La Agencia de Exploración Aeroespacial de Japón (JAXA) ha concluido con éxito el lanzamiento y operación del cohete sonda S-310-46, que despegó el 15 de julio de 2025 desde el Centro Espacial de Uchinoura. El objetivo principal de este experimento ha sido arrojar luz sobre los mecanismos de formación de la capa E esporádica (Es) en la ionosfera de latitudes medias, un fenómeno todavía no completamente comprendido que tiene implicaciones en las comunicaciones y la navegación.
El cohete despegó con normalidad y siguió la trayectoria prevista, alcanzando una altitud máxima aproximada de 110 kilómetros a los 157 segundos del lanzamiento, con un ángulo de elevación de 78 grados. Tras completar su misión, aterrizó en el océano, al sureste de Uchinoura, 442 segundos después del despegue.
La misión del cohete S-310-46 ha sido parte de una serie de estudios dirigidos a comprender mejor las interacciones entre la atmósfera neutra y la atmósfera de plasma en las regiones de transición entre la Tierra y el espacio exterior. Durante el ascenso y descenso del vehículo, se han llevado a cabo mediciones exhaustivas de parámetros fundamentales como la composición de la atmósfera neutra, las características del plasma, las corrientes de viento, así como los campos eléctrico y magnético.

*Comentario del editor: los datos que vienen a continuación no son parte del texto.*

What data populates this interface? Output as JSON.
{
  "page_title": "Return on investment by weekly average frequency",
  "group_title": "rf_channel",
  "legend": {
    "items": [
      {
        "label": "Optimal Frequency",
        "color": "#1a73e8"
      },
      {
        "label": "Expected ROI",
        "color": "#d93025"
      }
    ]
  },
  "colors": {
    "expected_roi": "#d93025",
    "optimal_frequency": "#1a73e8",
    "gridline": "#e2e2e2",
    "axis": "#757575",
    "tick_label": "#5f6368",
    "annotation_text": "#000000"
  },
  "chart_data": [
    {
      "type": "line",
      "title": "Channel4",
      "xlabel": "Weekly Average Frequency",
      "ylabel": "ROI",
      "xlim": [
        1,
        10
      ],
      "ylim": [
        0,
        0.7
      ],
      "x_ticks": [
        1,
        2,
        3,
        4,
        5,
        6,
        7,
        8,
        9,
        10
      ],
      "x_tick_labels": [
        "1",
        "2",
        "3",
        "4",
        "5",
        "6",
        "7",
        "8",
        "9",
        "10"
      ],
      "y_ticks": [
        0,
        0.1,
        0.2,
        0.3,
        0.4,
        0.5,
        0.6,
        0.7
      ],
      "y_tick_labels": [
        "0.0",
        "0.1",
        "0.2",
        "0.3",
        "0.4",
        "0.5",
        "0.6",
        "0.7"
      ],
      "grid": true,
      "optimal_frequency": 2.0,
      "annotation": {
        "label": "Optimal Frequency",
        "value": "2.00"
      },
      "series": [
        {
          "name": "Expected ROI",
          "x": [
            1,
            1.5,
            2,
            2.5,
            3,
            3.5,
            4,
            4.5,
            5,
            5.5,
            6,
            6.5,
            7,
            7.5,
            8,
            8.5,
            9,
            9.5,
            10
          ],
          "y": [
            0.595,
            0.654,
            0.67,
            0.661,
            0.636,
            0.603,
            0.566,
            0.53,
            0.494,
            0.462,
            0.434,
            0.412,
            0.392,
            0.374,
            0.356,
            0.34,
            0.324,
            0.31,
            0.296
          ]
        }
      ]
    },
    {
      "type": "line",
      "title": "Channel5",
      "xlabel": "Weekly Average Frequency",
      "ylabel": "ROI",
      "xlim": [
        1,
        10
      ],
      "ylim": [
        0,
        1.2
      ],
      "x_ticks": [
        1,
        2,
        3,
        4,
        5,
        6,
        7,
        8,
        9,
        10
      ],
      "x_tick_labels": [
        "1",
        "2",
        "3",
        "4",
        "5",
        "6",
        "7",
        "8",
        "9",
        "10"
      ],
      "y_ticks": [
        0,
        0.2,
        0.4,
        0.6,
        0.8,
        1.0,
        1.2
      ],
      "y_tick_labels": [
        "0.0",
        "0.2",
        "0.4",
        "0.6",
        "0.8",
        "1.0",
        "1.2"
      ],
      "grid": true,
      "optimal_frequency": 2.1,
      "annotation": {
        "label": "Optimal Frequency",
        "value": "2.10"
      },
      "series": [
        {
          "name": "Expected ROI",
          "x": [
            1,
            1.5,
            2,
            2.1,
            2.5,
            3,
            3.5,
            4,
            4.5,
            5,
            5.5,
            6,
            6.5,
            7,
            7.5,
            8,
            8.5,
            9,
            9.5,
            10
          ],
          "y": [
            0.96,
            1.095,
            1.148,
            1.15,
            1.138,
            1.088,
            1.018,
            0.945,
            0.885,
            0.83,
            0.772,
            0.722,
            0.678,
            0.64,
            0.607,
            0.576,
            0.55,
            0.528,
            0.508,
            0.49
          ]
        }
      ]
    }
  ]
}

Estas observaciones se realizaron en la franja altitudinal de entre 90 y 130 kilómetros, donde se forma habitualmente la capa Es durante las horas centrales del día.

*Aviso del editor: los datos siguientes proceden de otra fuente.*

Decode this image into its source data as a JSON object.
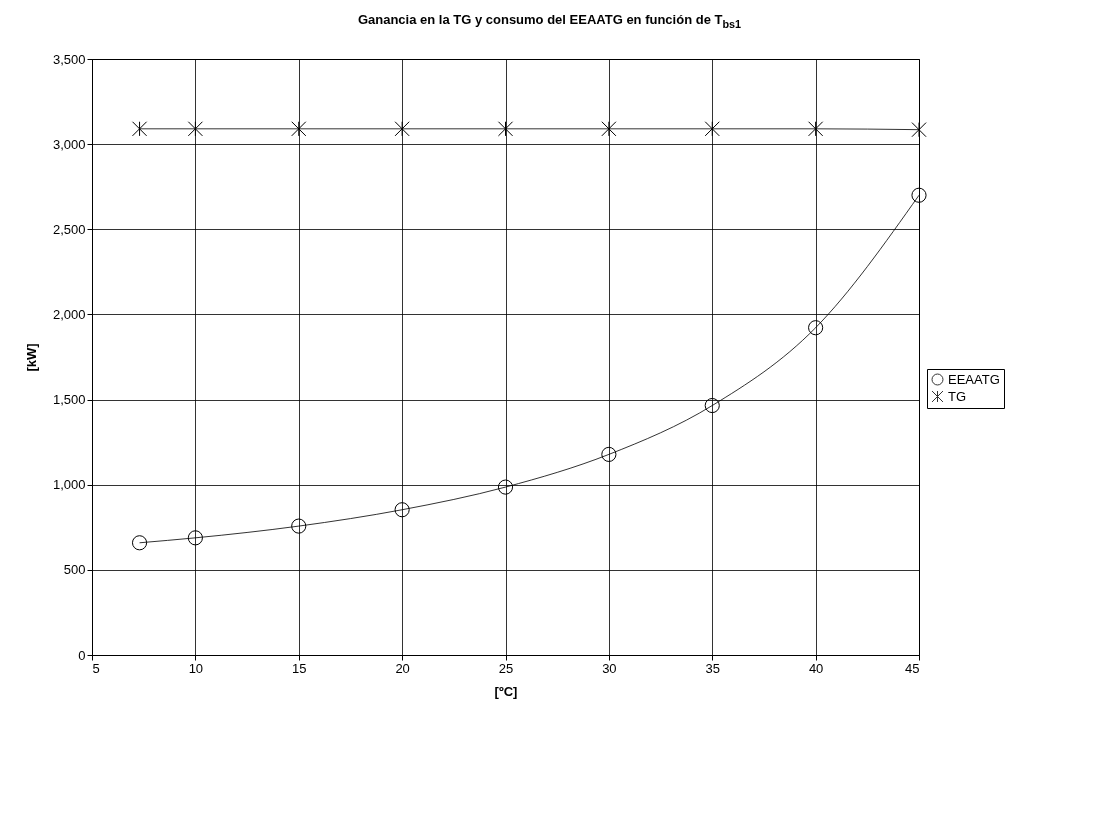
{
  "chart_data": {
    "type": "line",
    "title": "Ganancia en la TG y consumo del EEAATG en función de T$_{bs1}$",
    "xlabel": "[ºC]",
    "ylabel": "[kW]",
    "x": [
      7.3,
      10,
      15,
      20,
      25,
      30,
      35,
      40,
      45
    ],
    "series": [
      {
        "name": "EEAATG",
        "color": "#000000",
        "marker": "circle",
        "values": [
          659,
          688,
          757,
          853,
          986,
          1178,
          1465,
          1922,
          2700
        ]
      },
      {
        "name": "TG",
        "color": "#000000",
        "marker": "cross",
        "values": [
          3090,
          3090,
          3090,
          3090,
          3090,
          3090,
          3090,
          3090,
          3085
        ]
      }
    ],
    "xlim": [
      5,
      45
    ],
    "xticks": [
      5,
      10,
      15,
      20,
      25,
      30,
      35,
      40,
      45
    ],
    "ylim": [
      0,
      3500
    ],
    "yticks": [
      0,
      500,
      {
        "value": 1000,
        "label": "1,000"
      },
      {
        "value": 1500,
        "label": "1,500"
      },
      {
        "value": 2000,
        "label": "2,000"
      },
      {
        "value": 2500,
        "label": "2,500"
      },
      {
        "value": 3000,
        "label": "3,000"
      },
      {
        "value": 3500,
        "label": "3,500"
      }
    ],
    "grid": true,
    "legend": "right",
    "line_style": "solid"
  }
}
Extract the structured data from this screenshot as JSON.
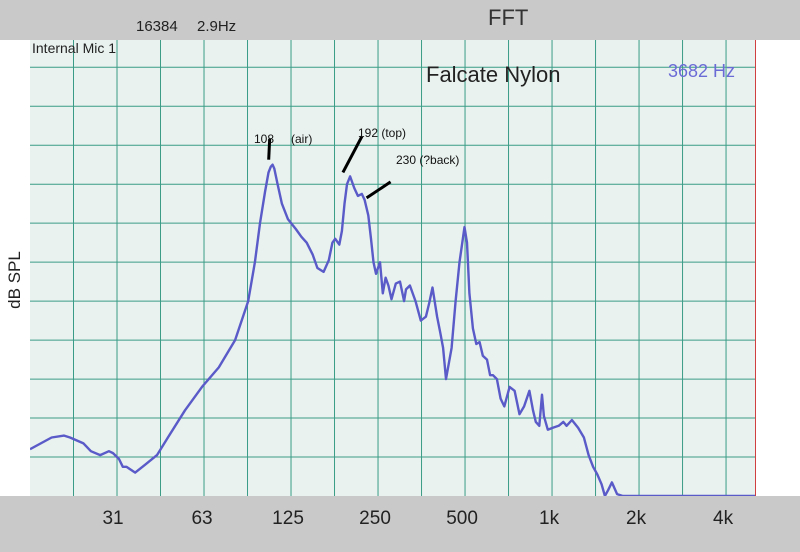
{
  "header": {
    "fft_size": "16384",
    "bin_resolution": "2.9Hz",
    "mode": "FFT"
  },
  "input_label": "Internal Mic 1",
  "freq_readout": "3682 Hz",
  "colors": {
    "trace": "#5a5ac8",
    "plot_bg": "#e9f2ef",
    "grid": "#3a9c86",
    "bars": "#c9c9c9",
    "marker": "#d04040"
  },
  "chart_data": {
    "type": "line",
    "title": "Falcate Nylon",
    "xlabel": "",
    "ylabel": "dB SPL",
    "x_scale": "log",
    "x_ticks": [
      31,
      63,
      125,
      250,
      500,
      1000,
      2000,
      4000
    ],
    "x_tick_labels": [
      "31",
      "63",
      "125",
      "250",
      "500",
      "1k",
      "2k",
      "4k"
    ],
    "xlim": [
      16,
      5200
    ],
    "y_units": "grid divisions from bottom",
    "ylim": [
      0,
      11.7
    ],
    "grid": true,
    "series": [
      {
        "x": [
          16,
          19,
          21,
          22,
          24.5,
          26,
          28,
          30,
          31,
          32.5,
          33.5,
          34.5,
          37,
          40,
          44,
          48,
          55,
          63,
          72,
          82,
          91,
          96,
          100,
          104,
          107,
          109,
          110.5,
          112,
          115,
          119,
          125,
          133,
          139,
          145,
          152,
          158,
          166,
          173,
          178,
          182,
          188,
          192,
          196,
          200,
          205,
          212,
          218,
          225,
          230,
          237,
          242,
          247,
          252,
          260,
          266,
          272,
          278,
          285,
          295,
          305,
          315,
          320,
          330,
          345,
          360,
          375,
          385,
          395,
          410,
          420,
          430,
          440,
          460,
          475,
          490,
          510,
          520,
          530,
          545,
          560,
          575,
          590,
          610,
          625,
          640,
          660,
          680,
          700,
          730,
          760,
          790,
          820,
          855,
          880,
          900,
          925,
          945,
          960,
          990,
          1030,
          1080,
          1120,
          1150,
          1200,
          1260,
          1320,
          1370,
          1420,
          1470,
          1520,
          1560,
          1600,
          1650,
          1720,
          1800,
          2000,
          3000,
          4000,
          5200
        ],
        "y": [
          1.2,
          1.5,
          1.55,
          1.5,
          1.35,
          1.15,
          1.05,
          1.15,
          1.1,
          0.95,
          0.75,
          0.75,
          0.6,
          0.8,
          1.05,
          1.5,
          2.2,
          2.8,
          3.3,
          4.0,
          5.0,
          6.0,
          7.0,
          7.8,
          8.3,
          8.45,
          8.5,
          8.4,
          8.0,
          7.5,
          7.1,
          6.85,
          6.65,
          6.5,
          6.2,
          5.85,
          5.75,
          6.05,
          6.5,
          6.6,
          6.45,
          6.8,
          7.5,
          8.0,
          8.2,
          7.9,
          7.7,
          7.75,
          7.6,
          7.2,
          6.6,
          6.0,
          5.7,
          6.0,
          5.2,
          5.6,
          5.4,
          5.05,
          5.45,
          5.5,
          5.0,
          5.3,
          5.4,
          5.0,
          4.5,
          4.6,
          4.95,
          5.35,
          4.6,
          4.2,
          3.8,
          3.0,
          3.8,
          5.0,
          6.0,
          6.9,
          6.5,
          5.2,
          4.3,
          3.9,
          3.95,
          3.6,
          3.5,
          3.1,
          3.1,
          3.0,
          2.5,
          2.3,
          2.8,
          2.7,
          2.1,
          2.3,
          2.7,
          2.2,
          1.9,
          1.8,
          2.6,
          2.05,
          1.7,
          1.75,
          1.8,
          1.9,
          1.8,
          1.95,
          1.75,
          1.5,
          1.05,
          0.75,
          0.55,
          0.3,
          0.0,
          0.15,
          0.35,
          0.05,
          0.0,
          0.0,
          0.0,
          0.0,
          0.0
        ]
      }
    ],
    "annotations": [
      {
        "text": "108",
        "x": 108,
        "y": 8.5
      },
      {
        "text": "(air)",
        "x": 108,
        "y": 8.5
      },
      {
        "text": "192 (top)",
        "x": 192,
        "y": 8.2
      },
      {
        "text": "230 (?back)",
        "x": 230,
        "y": 7.7
      }
    ]
  }
}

El momento del lanzamiento no fue casual: entre las 12:00 y las 14:00 hora local, la probabilidad de aparición de estas capas ionosféricas es especialmente elevada en la región del sur de Japón, una de las zonas del mundo con mayor frecuencia registrada de fenómenos Es. Según el diseño experimental, en este periodo la capa Es se desarrolla típicamente hasta altitudes cercanas a los 105 kilómetros, lo que facilita la observación directa de la fuerte interacción entre la atmósfera neutra y el plasma ionosférico.

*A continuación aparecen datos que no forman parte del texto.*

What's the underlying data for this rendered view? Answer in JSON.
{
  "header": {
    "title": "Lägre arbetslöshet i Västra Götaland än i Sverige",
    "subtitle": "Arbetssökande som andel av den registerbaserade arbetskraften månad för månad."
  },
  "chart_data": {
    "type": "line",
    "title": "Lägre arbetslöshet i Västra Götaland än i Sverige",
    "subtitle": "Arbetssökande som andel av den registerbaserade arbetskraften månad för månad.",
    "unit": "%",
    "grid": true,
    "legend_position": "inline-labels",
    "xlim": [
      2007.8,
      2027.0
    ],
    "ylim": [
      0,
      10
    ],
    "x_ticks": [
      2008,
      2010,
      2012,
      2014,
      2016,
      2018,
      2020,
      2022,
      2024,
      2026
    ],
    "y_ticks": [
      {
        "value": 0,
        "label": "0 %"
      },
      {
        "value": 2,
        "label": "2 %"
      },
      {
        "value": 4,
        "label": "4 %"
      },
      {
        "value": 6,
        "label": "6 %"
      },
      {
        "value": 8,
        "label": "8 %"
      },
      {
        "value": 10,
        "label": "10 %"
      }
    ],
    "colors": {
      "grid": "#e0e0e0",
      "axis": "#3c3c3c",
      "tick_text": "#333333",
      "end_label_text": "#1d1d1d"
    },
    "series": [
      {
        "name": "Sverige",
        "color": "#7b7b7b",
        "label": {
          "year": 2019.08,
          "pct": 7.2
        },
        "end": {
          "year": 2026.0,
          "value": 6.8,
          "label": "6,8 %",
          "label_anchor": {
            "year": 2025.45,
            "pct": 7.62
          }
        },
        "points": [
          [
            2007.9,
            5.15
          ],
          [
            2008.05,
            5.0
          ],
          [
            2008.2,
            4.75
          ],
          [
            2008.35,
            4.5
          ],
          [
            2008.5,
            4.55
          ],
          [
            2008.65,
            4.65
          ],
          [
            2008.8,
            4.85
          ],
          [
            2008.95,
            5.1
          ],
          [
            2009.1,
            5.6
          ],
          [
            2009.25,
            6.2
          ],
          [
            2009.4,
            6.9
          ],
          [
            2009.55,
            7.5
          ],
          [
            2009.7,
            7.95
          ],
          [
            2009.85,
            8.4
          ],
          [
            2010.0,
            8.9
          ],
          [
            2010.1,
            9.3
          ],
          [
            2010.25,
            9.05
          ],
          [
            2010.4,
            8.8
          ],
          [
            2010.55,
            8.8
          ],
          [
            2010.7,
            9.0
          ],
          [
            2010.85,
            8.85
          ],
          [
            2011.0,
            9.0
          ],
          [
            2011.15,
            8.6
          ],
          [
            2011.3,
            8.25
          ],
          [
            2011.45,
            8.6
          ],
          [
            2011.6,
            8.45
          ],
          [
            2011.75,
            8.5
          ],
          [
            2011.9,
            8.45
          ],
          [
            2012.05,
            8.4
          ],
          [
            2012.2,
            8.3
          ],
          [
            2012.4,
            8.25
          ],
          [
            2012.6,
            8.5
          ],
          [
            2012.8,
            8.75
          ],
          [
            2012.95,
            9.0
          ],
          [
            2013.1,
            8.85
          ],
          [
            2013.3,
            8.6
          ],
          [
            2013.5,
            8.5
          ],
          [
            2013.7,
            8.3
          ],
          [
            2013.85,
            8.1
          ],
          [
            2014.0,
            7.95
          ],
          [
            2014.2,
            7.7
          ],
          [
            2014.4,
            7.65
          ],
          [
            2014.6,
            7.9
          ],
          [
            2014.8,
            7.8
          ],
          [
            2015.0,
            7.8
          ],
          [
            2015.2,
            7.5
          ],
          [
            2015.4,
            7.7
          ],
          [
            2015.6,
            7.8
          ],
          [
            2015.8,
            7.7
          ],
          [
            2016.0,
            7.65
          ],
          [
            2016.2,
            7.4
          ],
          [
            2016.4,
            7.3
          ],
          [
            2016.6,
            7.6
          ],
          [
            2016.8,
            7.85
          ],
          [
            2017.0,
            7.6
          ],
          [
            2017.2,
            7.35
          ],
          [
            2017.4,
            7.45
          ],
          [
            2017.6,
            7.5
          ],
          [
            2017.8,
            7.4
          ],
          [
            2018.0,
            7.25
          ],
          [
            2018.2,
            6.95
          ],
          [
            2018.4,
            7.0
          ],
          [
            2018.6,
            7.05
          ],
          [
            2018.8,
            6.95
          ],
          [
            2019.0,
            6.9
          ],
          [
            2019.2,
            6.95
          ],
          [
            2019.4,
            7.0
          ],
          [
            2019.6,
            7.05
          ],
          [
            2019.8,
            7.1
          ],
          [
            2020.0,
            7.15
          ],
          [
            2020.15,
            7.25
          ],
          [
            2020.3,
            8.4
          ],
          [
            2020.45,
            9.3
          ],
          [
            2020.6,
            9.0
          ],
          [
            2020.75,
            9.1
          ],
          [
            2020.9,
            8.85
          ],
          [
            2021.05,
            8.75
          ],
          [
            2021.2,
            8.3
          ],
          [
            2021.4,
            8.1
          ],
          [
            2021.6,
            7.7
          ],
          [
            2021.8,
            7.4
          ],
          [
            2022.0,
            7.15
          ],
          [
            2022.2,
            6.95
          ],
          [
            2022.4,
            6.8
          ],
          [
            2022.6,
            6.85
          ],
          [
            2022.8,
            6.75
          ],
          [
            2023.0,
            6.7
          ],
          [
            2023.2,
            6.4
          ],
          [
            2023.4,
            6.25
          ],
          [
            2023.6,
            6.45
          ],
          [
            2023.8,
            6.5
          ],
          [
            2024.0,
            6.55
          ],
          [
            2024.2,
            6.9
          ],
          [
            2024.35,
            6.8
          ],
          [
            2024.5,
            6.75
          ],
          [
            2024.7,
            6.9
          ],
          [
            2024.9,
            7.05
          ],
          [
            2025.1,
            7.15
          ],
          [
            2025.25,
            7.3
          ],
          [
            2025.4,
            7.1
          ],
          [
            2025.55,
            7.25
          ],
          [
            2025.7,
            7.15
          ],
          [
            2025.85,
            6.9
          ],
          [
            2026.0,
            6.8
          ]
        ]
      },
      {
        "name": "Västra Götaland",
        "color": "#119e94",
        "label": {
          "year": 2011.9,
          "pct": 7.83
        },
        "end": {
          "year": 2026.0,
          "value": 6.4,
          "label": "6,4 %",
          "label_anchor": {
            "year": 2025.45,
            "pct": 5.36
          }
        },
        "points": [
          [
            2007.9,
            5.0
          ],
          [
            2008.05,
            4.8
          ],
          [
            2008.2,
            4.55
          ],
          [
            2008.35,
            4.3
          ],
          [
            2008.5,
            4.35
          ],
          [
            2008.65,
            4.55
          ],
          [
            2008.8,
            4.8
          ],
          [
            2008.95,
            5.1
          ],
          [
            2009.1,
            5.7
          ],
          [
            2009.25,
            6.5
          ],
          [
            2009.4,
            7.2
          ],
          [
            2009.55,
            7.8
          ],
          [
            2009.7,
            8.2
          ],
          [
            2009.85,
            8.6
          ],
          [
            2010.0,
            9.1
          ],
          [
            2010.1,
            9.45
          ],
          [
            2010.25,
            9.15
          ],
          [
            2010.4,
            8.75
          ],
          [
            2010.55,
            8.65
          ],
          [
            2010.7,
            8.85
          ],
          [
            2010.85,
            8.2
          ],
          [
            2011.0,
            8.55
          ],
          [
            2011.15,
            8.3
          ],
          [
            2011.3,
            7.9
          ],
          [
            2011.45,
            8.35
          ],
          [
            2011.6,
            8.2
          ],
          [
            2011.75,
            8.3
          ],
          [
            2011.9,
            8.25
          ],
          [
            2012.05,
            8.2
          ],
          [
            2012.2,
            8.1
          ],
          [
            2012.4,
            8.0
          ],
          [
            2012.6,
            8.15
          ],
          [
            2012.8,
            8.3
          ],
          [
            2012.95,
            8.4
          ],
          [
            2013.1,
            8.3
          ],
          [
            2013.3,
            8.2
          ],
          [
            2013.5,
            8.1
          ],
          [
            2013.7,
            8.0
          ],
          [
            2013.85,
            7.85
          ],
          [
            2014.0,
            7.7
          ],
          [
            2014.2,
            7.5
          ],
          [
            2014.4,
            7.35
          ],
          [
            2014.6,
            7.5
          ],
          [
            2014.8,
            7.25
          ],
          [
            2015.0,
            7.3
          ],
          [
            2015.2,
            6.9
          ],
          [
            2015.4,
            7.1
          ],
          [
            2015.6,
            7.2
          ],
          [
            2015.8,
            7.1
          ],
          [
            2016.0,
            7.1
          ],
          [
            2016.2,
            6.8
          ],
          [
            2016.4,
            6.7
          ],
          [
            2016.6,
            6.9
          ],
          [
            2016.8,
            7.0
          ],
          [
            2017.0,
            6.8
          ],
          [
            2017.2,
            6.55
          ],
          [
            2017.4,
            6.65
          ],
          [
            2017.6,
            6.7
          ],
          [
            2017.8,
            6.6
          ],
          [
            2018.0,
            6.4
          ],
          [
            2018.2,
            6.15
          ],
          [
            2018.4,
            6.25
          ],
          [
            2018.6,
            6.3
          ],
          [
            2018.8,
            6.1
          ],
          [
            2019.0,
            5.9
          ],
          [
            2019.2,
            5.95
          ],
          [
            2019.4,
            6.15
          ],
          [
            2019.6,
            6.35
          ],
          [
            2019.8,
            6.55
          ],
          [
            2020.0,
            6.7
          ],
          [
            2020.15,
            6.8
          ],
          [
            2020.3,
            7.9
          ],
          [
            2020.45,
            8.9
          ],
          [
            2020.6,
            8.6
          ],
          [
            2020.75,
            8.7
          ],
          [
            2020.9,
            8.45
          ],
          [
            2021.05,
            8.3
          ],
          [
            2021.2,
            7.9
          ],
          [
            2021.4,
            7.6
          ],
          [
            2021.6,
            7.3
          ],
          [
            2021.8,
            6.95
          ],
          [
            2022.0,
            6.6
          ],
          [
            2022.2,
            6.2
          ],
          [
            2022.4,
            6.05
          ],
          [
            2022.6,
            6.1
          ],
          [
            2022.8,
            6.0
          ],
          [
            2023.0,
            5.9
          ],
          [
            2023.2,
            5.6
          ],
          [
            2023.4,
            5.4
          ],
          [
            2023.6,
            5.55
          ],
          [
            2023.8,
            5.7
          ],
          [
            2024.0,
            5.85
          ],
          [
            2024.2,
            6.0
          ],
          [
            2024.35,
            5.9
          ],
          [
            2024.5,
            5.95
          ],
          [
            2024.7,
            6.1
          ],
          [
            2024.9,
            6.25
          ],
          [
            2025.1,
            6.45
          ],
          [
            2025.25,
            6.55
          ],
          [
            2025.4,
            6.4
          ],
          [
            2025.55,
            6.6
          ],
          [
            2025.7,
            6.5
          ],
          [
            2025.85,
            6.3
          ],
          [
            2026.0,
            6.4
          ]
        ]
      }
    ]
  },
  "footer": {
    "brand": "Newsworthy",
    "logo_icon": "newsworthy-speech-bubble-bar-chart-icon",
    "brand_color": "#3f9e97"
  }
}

El propósito último de esta misión es avanzar en la comprensión de los procesos físicos que rigen la formación de estas capas esporádicas, caracterizadas por una alta densidad local de plasma en la ionosfera inferior. Comprender estos mecanismos permitirá no sólo mejorar las predicciones sobre su impacto en las telecomunicaciones y la navegación terrestre, sino que también podría trasladarse a otros contextos científicos. JAXA espera aplicar el conocimiento obtenido y la tecnología desarrollada a la investigación de atmósferas planetarias y satelitales donde coexisten partículas neutras y plasma, extendiendo así el alcance de sus aplicaciones más allá de nuestro planeta.
Además de las mediciones directas efectuadas por el cohete, el experimento se ha complementado con una red de observaciones terrestres distribuidas en varias ubicaciones, lo que ha permitido analizar de forma simultánea la evolución temporal y la propagación espacial de la capa Es captada por el vehículo.
Actualmente, JAXA se encuentra en la fase de revisión y evaluación de los datos obtenidos a bordo del cohete. Los resultados permitirán a la comunidad científica profundizar en el conocimiento del acoplamiento entre los distintos componentes de la atmósfera en la región de transición entre la Tierra y el espacio. Este conocimiento es esencial para continuar avanzando en modelos más precisos que expliquen el comportamiento de la ionosfera y sus efectos sobre las actividades humanas.